His medium-pace has also bedevilled several greats of the game and his captaincy stint with South Africa still makes him a hot contender for the prestigious position of captaincy for this lot.
- Irfan Pathan
A reverse-swing specialist, Pathan has even opened innings for India. With 1105 runs from 29 Tests at an average of 31.89 and 1544 runs from 120 ODI’s at an average of 23.39, Pathan has provided great depth in Indian batting between 2006-2012.
He was also India’s main man who dismantled Pakistan to notch up India’s first T-20 World Cup.
- Harbhajan Singh
Now with the bowling department kicking in, Harbhajan’s figures aren’t really sky-touching but those substantial sixes which he smote time and time again, that included a 12-ball 37 against Australia, will make him a hot favourite for a spot in this team.
With 2284 Test runs and 1237 ODI runs that comprises 2 Test centuries and 9 half-centuries in the longest format of the game, the turbanator is also known for his leadership flair as he went on to lead Mumbai Indians in IPL.
- Douglas Marillier (wk)
The inventor of Marillier shot, Douglas was a pretty decent batsman going by the standards of an off-break bowler. The one who managed to smash 14 runs against McGrath and also steal away a thriller from the very jaws of defeat, Marillier has amassed 186 Test runs at an average of 31.00 and 672 ODI runs at an average of 18.16.
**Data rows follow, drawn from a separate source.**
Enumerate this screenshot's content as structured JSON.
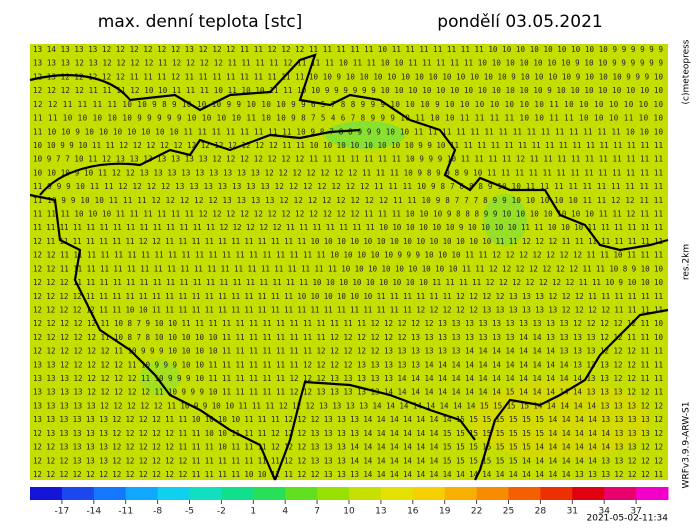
{
  "header": {
    "title": "max. denní teplota [stc]",
    "date": "pondělí 03.05.2021"
  },
  "side_labels": {
    "copyright": "(c)meteopress",
    "resolution": "res.2km",
    "model": "WRFv3.9.9-ARW-S1"
  },
  "timestamp": "2021-05-02-11:34",
  "colorbar": {
    "labels": [
      "-17",
      "-14",
      "-11",
      "-8",
      "-5",
      "-2",
      "1",
      "4",
      "7",
      "10",
      "13",
      "16",
      "19",
      "22",
      "25",
      "28",
      "31",
      "34",
      "37"
    ],
    "colors": [
      "#1414d8",
      "#1c46f0",
      "#1478ff",
      "#10a8ff",
      "#10d0f0",
      "#10e0c0",
      "#10e08c",
      "#28e058",
      "#60e020",
      "#98e000",
      "#c8e000",
      "#e4e000",
      "#f4d000",
      "#f8b000",
      "#f88c00",
      "#f46000",
      "#ec3000",
      "#e00010",
      "#e8006c",
      "#f000c8"
    ]
  },
  "grid_rows": [
    "13 14 13 13 13 12 12 12 12 12 12 13 12 12 12 11 11 12 12 12 11 11 11 11 11 10 11 11 11 11 11 11 11 10 10 10 10 10 10 10 10 10 9 9 9 9 9 9",
    "13 13 13 12 13 12 12 12 12 11 12 12 12 12 11 11 11 11 12 11 11 11 10 11 11 10 10 11 11 11 11 11 10 10 10 10 10 10 10 9 10 10 9 9 9 9 9 9",
    "12 13 12 12 12 12 12 11 11 11 12 11 11 11 11 11 11 11 11 11 10 10 9 10 10 10 10 10 10 10 10 10 10 10 10 9 10 10 10 10 9 10 10 10 9 9 9 10",
    "12 12 12 12 11 11 11 12 10 10 11 11 11 10 11 10 10 11 11 10 10 9 9 9 9 9 9 10 10 10 10 10 10 10 10 10 10 10 10 9 10 10 10 10 10 10 10 10",
    "12 12 11 11 11 11 10 10 9 8 9 10 10 10 9 9 10 10 10 9 9 6 5 7 8 8 9 9 9 10 10 10 9 10 10 10 10 10 10 10 11 10 10 10 10 10 10 10",
    "11 11 10 10 10 10 10 9 9 9 9 9 10 10 10 10 11 10 10 9 8 7 5 4 6 7 8 9 9 9 10 11 10 10 11 11 11 11 10 10 11 11 10 10 10 11 10 10",
    "11 10 10 9 10 10 10 10 10 10 10 11 11 11 11 11 11 11 11 10 9 8 7 8 8 9 9 9 10 10 11 11 11 11 11 11 11 11 11 11 11 11 11 11 11 10 10 10",
    "10 10 9 9 10 11 11 12 12 12 12 12 12 12 12 12 12 12 12 11 11 10 10 10 10 10 10 10 10 9 9 10 11 11 11 11 11 11 11 11 11 11 11 11 11 11 11 11",
    "10 9 7 7 10 11 12 13 13 13 13 13 13 13 12 12 12 12 12 12 12 11 11 11 11 11 11 11 10 9 9 9 10 11 11 11 11 12 11 11 11 11 11 11 11 11 11 11",
    "10 10 10 9 10 11 12 12 13 13 13 13 13 13 13 13 13 12 12 12 12 12 12 12 11 11 11 10 9 8 9 9 8 9 10 11 11 11 11 11 11 11 11 11 11 11 11 11",
    "11 9 9 9 10 11 11 12 12 12 12 13 13 13 13 13 13 13 12 12 12 12 12 12 12 11 11 11 10 9 8 7 6 8 8 9 10 10 11 11 11 11 11 11 11 11 11 11",
    "11 10 9 9 10 10 11 11 11 12 12 12 12 12 13 13 13 13 12 12 12 12 12 12 12 12 11 11 10 9 8 7 7 7 8 9 9 10 10 10 10 10 11 11 12 12 11 11",
    "11 11 11 10 10 10 11 11 11 11 11 11 12 12 12 12 12 12 12 12 12 12 12 12 11 11 11 10 10 10 9 8 8 8 9 9 10 10 10 10 10 10 10 11 11 12 11 11",
    "11 11 11 11 11 11 11 11 11 11 11 11 11 11 12 12 12 12 12 11 11 11 11 11 11 11 10 10 10 10 10 10 9 10 10 10 10 11 11 10 10 10 11 11 11 11 11 11",
    "12 11 11 11 11 11 11 11 12 12 11 11 11 11 11 11 11 11 11 11 11 10 10 10 10 10 10 10 10 10 10 10 10 10 10 11 11 12 12 12 11 11 11 11 11 11 11 11",
    "12 12 11 11 11 11 11 11 11 11 11 11 11 11 11 11 11 11 11 11 11 11 10 10 10 10 10 9 9 9 10 10 10 11 11 12 12 12 12 12 12 12 11 11 10 11 11 11",
    "12 12 11 11 11 11 11 11 11 11 11 11 11 11 11 11 11 11 11 11 11 11 11 10 10 10 10 10 10 10 10 10 11 11 12 12 12 12 12 12 12 11 11 10 8 9 10 10",
    "12 12 12 11 11 11 11 11 11 11 11 11 11 11 11 11 11 11 11 11 11 10 10 10 10 10 10 10 10 10 11 11 11 11 12 12 12 12 12 12 12 11 11 10 9 10 10 10",
    "12 12 12 12 11 11 11 11 11 11 11 11 11 11 11 11 11 11 11 11 10 10 10 10 10 10 11 11 11 11 11 11 12 12 12 12 13 13 13 12 12 12 11 11 11 11 11 11",
    "12 12 12 12 12 11 11 10 10 11 11 11 11 11 11 11 11 11 11 11 11 11 11 11 11 11 11 11 11 12 12 12 12 12 13 13 13 13 13 13 12 12 12 12 11 11 11 11",
    "12 12 12 12 12 11 10 8 7 9 10 10 11 11 11 11 11 11 11 11 11 11 11 11 11 11 12 12 12 12 12 13 13 13 13 13 13 13 13 13 13 12 12 12 12 12 11 10",
    "12 12 12 12 12 11 10 8 7 8 10 10 10 10 10 11 11 11 11 11 11 11 11 12 12 12 12 12 12 13 13 13 13 13 13 13 13 14 14 13 13 13 13 12 12 11 11 10",
    "12 12 12 12 12 12 11 10 9 9 9 10 10 10 10 11 11 11 11 11 11 11 12 12 12 12 12 13 13 13 13 13 13 14 14 14 14 14 14 14 13 13 13 12 12 12 11 11",
    "13 13 12 12 12 12 12 11 10 9 9 9 10 10 11 11 11 11 11 11 11 12 12 12 12 13 13 13 13 13 14 14 14 14 14 14 14 14 14 14 14 13 13 13 12 12 11 11",
    "13 13 13 12 12 12 12 12 11 10 9 9 9 10 11 11 11 11 11 11 12 12 12 13 13 13 13 13 14 14 14 14 14 14 14 14 14 14 14 14 14 14 13 13 12 12 11 11",
    "13 13 13 13 12 12 12 12 12 11 10 9 9 9 10 11 11 11 11 11 12 12 13 13 13 13 13 14 14 14 14 14 14 14 14 14 15 14 14 14 14 14 13 13 13 12 12 11",
    "13 13 13 13 13 12 12 12 12 12 11 10 9 9 10 10 11 11 11 12 12 12 13 13 13 13 14 14 14 14 14 14 14 14 15 15 15 15 14 14 14 14 14 13 13 13 12 12",
    "13 13 13 13 13 13 12 12 12 12 11 11 10 10 10 10 11 11 11 12 12 12 13 13 13 14 14 14 14 14 14 14 15 15 15 15 15 15 15 14 14 14 14 13 13 13 13 12",
    "12 13 13 13 13 13 12 12 12 12 12 11 11 10 10 11 11 11 12 12 12 13 13 13 13 14 14 14 14 14 14 15 15 15 15 15 15 15 15 14 14 14 14 14 13 13 13 12",
    "12 12 13 13 13 13 12 12 12 12 12 11 11 11 10 11 11 11 12 12 12 13 13 13 14 14 14 14 14 14 14 15 15 15 15 15 15 15 14 14 14 14 14 14 13 13 12 12",
    "12 12 12 13 13 13 12 12 12 12 12 12 11 11 11 11 11 11 11 12 12 13 13 13 14 14 14 14 14 14 14 15 15 15 15 15 15 14 14 14 14 14 14 13 13 12 12 12",
    "12 12 12 12 12 12 12 12 12 12 12 12 11 11 11 11 10 10 11 11 12 12 13 13 13 14 14 14 14 14 14 14 14 14 14 14 14 14 14 14 14 13 13 13 12 12 12 11"
  ]
}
In fact, he has also managed to rack up one century and three fifties in his limited One Day career. With his previous experience of brief wicket-keeping skills, Marillier becomes the best possible choice for this position.
- Shane Warne
The bloke who redefined spin bowling across the century, rather the historic course of the game, Warnie has saved countless matches for Australia with the bat. With 3154 Test runs and 1018 ODI runs, Warne can provide considerable support down the order and everyone is pretty well accustomed to the wizardry that he spins with his fingers on the 22 yards.
- Zaheer Khan
One of the best bowlers ever produced by India, Zaheer Khan has managed classic batting exotica that helped India to cross the line in matches which didn’t even seem close. Including those exquisite hits off Douglas Hondo and Heath Streak in the World Cup match of 2003, he has racked up great heroics against specialized bowlers.
His sturdy 75 against Bangladesh helped Sachin Tendulkar pave his way for a brilliant double-hundred and a phenomenal 133-run last wicket stand while his 20’s and 30’s towards the end of the innings that even saw a few gargantuan sixers, won a lot of plaudits. With 1230 Test runs and 792 ODI runs, Khan took his worth to a whole new level.
His bowling needs no separate introduction as 593 international wickets to speak for themselves.